Si le jeune homme de Varennes a tenté cet été de réduire ses longs relais, il souhaite se concentrer sur son jeu défensif durant le camp du Canadien.

«Je dois prouver aux dirigeants que je suis capable de bien défendre dans ma zone. Et j’ai pris du poids cet été, je veux utiliser mon physique davantage», a dit Trudeau.

«Un beau problème»

L’entraîneur-chef a aussi remarqué que le défenseur gaucher était un joueur complet.

«William a de l’offensive, de la robustesse et un jeu défensif, a analysé Martin St-Louis, affichant un petit sourire en coin. C’est d’être constant dans tous ces départements-là et de continuer à essayer de nous rendre les choses compliquées. On a beaucoup de bons jeunes défenseurs et c’est un beau problème.»

Trudeau, qui a jeté les gants quelques fois la saison dernière, profite aussi du camp pour observer le travail de David Savard, un spécialiste pour bloquer des tirs.

«C’est le fun de passer du temps avec lui, de l’avoir dans mon équipe. C’est une super bonne personne. Quand il est sur la glace, j’essaie de regarder des petits trucs», a raconté celui qui a pris du galon en désavantage numérique à Laval.

La vitesse de Brandon Gignac

S’il y a un autre Québécois qui espère attirer les regards, c’est bien Brandon Gignac.
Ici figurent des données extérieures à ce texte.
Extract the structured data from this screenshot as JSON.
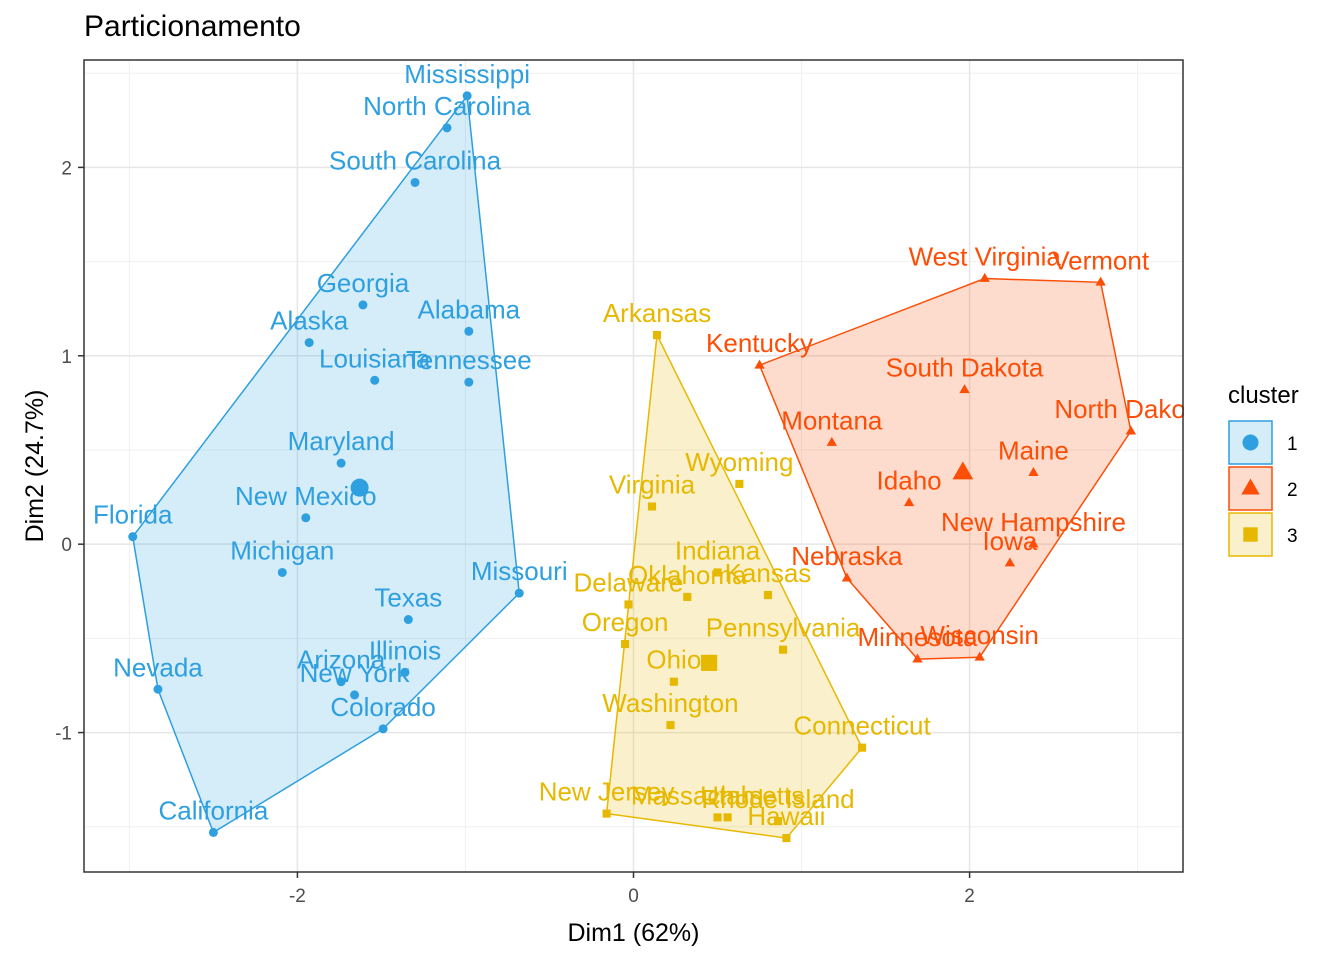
{
  "chart_data": {
    "type": "scatter",
    "title": "Particionamento",
    "xlabel": "Dim1 (62%)",
    "ylabel": "Dim2 (24.7%)",
    "xlim": [
      -3.27,
      3.27
    ],
    "ylim": [
      -1.74,
      2.57
    ],
    "x_ticks": [
      -2,
      0,
      2
    ],
    "y_ticks": [
      -1,
      0,
      1,
      2
    ],
    "x_tick_labels": [
      "-2",
      "0",
      "2"
    ],
    "y_tick_labels": [
      "-1",
      "0",
      "1",
      "2"
    ],
    "grid": true,
    "legend": {
      "title": "cluster",
      "position": "right",
      "entries": [
        "1",
        "2",
        "3"
      ]
    },
    "colors": {
      "1": "#2e9fdf",
      "2": "#fc4e07",
      "3": "#e7b800"
    },
    "series": [
      {
        "name": "1",
        "hull": [
          "Mississippi",
          "Missouri",
          "Colorado",
          "California",
          "Nevada",
          "Florida"
        ],
        "centroid": [
          -1.63,
          0.3
        ],
        "points": [
          {
            "label": "Mississippi",
            "x": -0.99,
            "y": 2.38
          },
          {
            "label": "North Carolina",
            "x": -1.11,
            "y": 2.21
          },
          {
            "label": "South Carolina",
            "x": -1.3,
            "y": 1.92
          },
          {
            "label": "Georgia",
            "x": -1.61,
            "y": 1.27
          },
          {
            "label": "Alaska",
            "x": -1.93,
            "y": 1.07
          },
          {
            "label": "Alabama",
            "x": -0.98,
            "y": 1.13
          },
          {
            "label": "Louisiana",
            "x": -1.54,
            "y": 0.87
          },
          {
            "label": "Tennessee",
            "x": -0.98,
            "y": 0.86
          },
          {
            "label": "Maryland",
            "x": -1.74,
            "y": 0.43
          },
          {
            "label": "New Mexico",
            "x": -1.95,
            "y": 0.14
          },
          {
            "label": "Florida",
            "x": -2.98,
            "y": 0.04
          },
          {
            "label": "Michigan",
            "x": -2.09,
            "y": -0.15
          },
          {
            "label": "Missouri",
            "x": -0.68,
            "y": -0.26
          },
          {
            "label": "Texas",
            "x": -1.34,
            "y": -0.4
          },
          {
            "label": "Illinois",
            "x": -1.36,
            "y": -0.68
          },
          {
            "label": "Arizona",
            "x": -1.74,
            "y": -0.73
          },
          {
            "label": "New York",
            "x": -1.66,
            "y": -0.8
          },
          {
            "label": "Colorado",
            "x": -1.49,
            "y": -0.98
          },
          {
            "label": "Nevada",
            "x": -2.83,
            "y": -0.77
          },
          {
            "label": "California",
            "x": -2.5,
            "y": -1.53
          }
        ]
      },
      {
        "name": "2",
        "hull": [
          "West Virginia",
          "Vermont",
          "North Dakota",
          "Wisconsin",
          "Minnesota",
          "Nebraska",
          "Kentucky"
        ],
        "centroid": [
          1.96,
          0.38
        ],
        "points": [
          {
            "label": "West Virginia",
            "x": 2.09,
            "y": 1.41
          },
          {
            "label": "Vermont",
            "x": 2.78,
            "y": 1.39
          },
          {
            "label": "Kentucky",
            "x": 0.75,
            "y": 0.95
          },
          {
            "label": "South Dakota",
            "x": 1.97,
            "y": 0.82
          },
          {
            "label": "North Dakota",
            "x": 2.96,
            "y": 0.6
          },
          {
            "label": "Montana",
            "x": 1.18,
            "y": 0.54
          },
          {
            "label": "Maine",
            "x": 2.38,
            "y": 0.38
          },
          {
            "label": "Idaho",
            "x": 1.64,
            "y": 0.22
          },
          {
            "label": "New Hampshire",
            "x": 2.38,
            "y": 0.0
          },
          {
            "label": "Iowa",
            "x": 2.24,
            "y": -0.1
          },
          {
            "label": "Nebraska",
            "x": 1.27,
            "y": -0.18
          },
          {
            "label": "Minnesota",
            "x": 1.69,
            "y": -0.61
          },
          {
            "label": "Wisconsin",
            "x": 2.06,
            "y": -0.6
          }
        ]
      },
      {
        "name": "3",
        "hull": [
          "Arkansas",
          "Connecticut",
          "Hawaii",
          "New Jersey"
        ],
        "centroid": [
          0.45,
          -0.63
        ],
        "points": [
          {
            "label": "Arkansas",
            "x": 0.14,
            "y": 1.11
          },
          {
            "label": "Wyoming",
            "x": 0.63,
            "y": 0.32
          },
          {
            "label": "Virginia",
            "x": 0.11,
            "y": 0.2
          },
          {
            "label": "Indiana",
            "x": 0.5,
            "y": -0.15
          },
          {
            "label": "Kansas",
            "x": 0.8,
            "y": -0.27
          },
          {
            "label": "Oklahoma",
            "x": 0.32,
            "y": -0.28
          },
          {
            "label": "Delaware",
            "x": -0.03,
            "y": -0.32
          },
          {
            "label": "Oregon",
            "x": -0.05,
            "y": -0.53
          },
          {
            "label": "Pennsylvania",
            "x": 0.89,
            "y": -0.56
          },
          {
            "label": "Ohio",
            "x": 0.24,
            "y": -0.73
          },
          {
            "label": "Washington",
            "x": 0.22,
            "y": -0.96
          },
          {
            "label": "Connecticut",
            "x": 1.36,
            "y": -1.08
          },
          {
            "label": "New Jersey",
            "x": -0.16,
            "y": -1.43
          },
          {
            "label": "Massachusetts",
            "x": 0.5,
            "y": -1.45
          },
          {
            "label": "Utah",
            "x": 0.56,
            "y": -1.45
          },
          {
            "label": "Rhode Island",
            "x": 0.86,
            "y": -1.47
          },
          {
            "label": "Hawaii",
            "x": 0.91,
            "y": -1.56
          }
        ]
      }
    ]
  }
}
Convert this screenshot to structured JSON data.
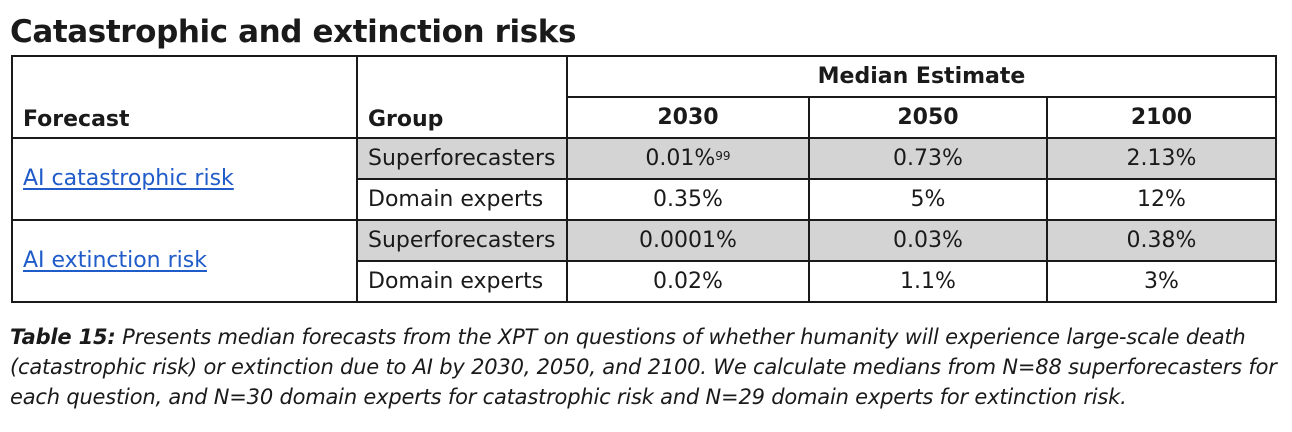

Le meilleur pointeur du Rocket en 2023-2024 en vertu de 19 buts et 36 aides a goûté à la LNH en février dernier, inscrivant d’ailleurs son premier filet dans le circuit Bettman.

«Je vais tout faire pour y retourner!» a promis l’attaquant de 26 ans.

Malgré qu’il ait été à l’origine de deux buts des Blancs vendredi et qu’il était l’un des patineurs les plus rapides sur la glace, Gignac passe souvent sous le radar.

«Dans ma carrière, je n’ai jamais vraiment eu les probabilités de mon bord. J’essaie de renverser la vapeur et de montrer à l’organisation que je suis capable de jouer dans cette ligue-là», a résumé le Repentignois.